Para morir hay dinero; para que vivas todo son trabas, todo son excusas, todo son problemas. Un lío.
El ruido es eso con lo que nos entretienen, es decir, aquello tras lo que se parapetan los que gobiernan mientras colocan a sus mujeres y queridas. Mira Coronalzorriz: qué buen novio, colocando a su amorcito a ganar sueldo en la Servinabar de Santos Cerdán, secretario de organización de su PSOE. O mira al vicepresidente Remírez, que su mujer, vaya por Dios, qué casualidad, tiene un puestazo en empresa pública: sus 60.000 € al año ya le caerán, por méritos propios, no pienses mal. Echó el currículum como podrías haberlo echado tú, fachita.
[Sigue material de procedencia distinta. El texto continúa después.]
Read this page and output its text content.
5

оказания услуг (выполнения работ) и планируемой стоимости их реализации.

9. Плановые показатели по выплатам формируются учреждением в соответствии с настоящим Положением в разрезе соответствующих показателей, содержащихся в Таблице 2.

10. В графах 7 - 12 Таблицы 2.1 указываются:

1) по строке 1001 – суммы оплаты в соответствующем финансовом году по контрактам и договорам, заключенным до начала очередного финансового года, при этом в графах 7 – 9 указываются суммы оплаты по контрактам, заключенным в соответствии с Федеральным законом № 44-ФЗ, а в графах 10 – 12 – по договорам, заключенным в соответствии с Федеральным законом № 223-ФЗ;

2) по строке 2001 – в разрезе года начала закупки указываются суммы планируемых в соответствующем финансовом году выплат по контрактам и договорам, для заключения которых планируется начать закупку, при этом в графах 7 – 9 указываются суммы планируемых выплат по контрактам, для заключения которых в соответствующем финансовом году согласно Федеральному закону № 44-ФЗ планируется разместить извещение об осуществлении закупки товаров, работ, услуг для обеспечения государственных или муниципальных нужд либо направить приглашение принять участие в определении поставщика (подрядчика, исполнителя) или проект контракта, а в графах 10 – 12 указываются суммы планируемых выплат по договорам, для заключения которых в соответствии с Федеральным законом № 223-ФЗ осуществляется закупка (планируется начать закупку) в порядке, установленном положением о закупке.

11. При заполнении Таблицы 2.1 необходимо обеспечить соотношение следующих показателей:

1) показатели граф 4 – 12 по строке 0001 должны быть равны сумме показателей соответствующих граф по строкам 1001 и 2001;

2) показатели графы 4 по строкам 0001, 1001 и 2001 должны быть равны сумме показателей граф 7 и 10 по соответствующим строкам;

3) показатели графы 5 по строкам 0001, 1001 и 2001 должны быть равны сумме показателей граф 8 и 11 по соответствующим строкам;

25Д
Ellos siempre están ahí por méritos propios, no como los tuyos, que tus méritos nunca te dan para alcanzar esos sillones a los que acceden tan fácilmente los familiares de los que nos gobiernan.
Tratan a la sociedad, porque la sociedad se deja, poco menos que como a un pato de la Taconera al que desde arriba le tiran pan duro: vamos, patito, toma tus migajas, manifiéstate, protégeme, coge la bandera de Gaza, grita independentzia o detén el fascismo; qué más te da la causa, si te prometo además que defendiéndola serás la mejor persona del mundo.
Y debajo del ruido circula la vida, el drama de la vida, en silencio, en soledad. Ahí no hay manifas. No hay huelgas. No hay nanananananaaaaaaaa-naaaaa-naaaaaa-naaaaa.
Seguimos con lo mismo que en el artículo anterior: el Estado, cuando te vienen mal dadas, solo te ofrece la muerte. Para eso aprobaron la eutanasia, en realidad: para empujarte a ella y que dejes de incordiar. No molestes, muérete. Nosotros te matamos, con todos los papeles en regla y todas las tasas pagadas. No te preocupes. Para morir hay dinero; para que vivas todo son trabas, todo son excusas, todo son problemas. Un lío.
Las leyes progresistas siempre tienen una letra pequeña que hace imposible acceder a la ayuda. Siempre hay un requisito que no cumples, mecachis, o un problema burocrático o un retraso que hace que, para cuando te la concedan, ya no haga falta porque el dependiente está muerto.
Las leyes progresistas solo sirven para que la sociedad —la mayoría de cuyos votantes nunca necesitarán esa ley— tenga la ficción de que su ideología protege a todos los vulnerables. “Ya hay una ley de ELA”, te dicen los militantes de base cuando tratas de decirles que los enfermos están desesperados porque no se les ayuda.
Lo que hay son muchos titulares, mucha fanfarria, mucho foco, mucha pirotecnia, muchas cintas cortadas por los que nos gobiernan inaugurándola, muchos aplausos que se dan entre ellos en el Congreso cuando sale sí y, a la hora de la verdad, es otra la noticia silenciosa que pasa sin pena ni gloria: pido matarme porque el Gobierno que aprobó la ley ELA no me ayuda.
Esta noticia no creo ni que se la coloquen a Txibite sus asesores en el dosier de prensa que le pasan a diario. Porque estas noticias no hacen ruido.
Carlos Ardanaz Baigorri, navarro de Olite, 59 años, enfermo de ELA desde septiembre de 2023 y dependiente de respiración asistida, ha iniciado el procedimiento legal de ayuda médica para morir. Y eso es todo.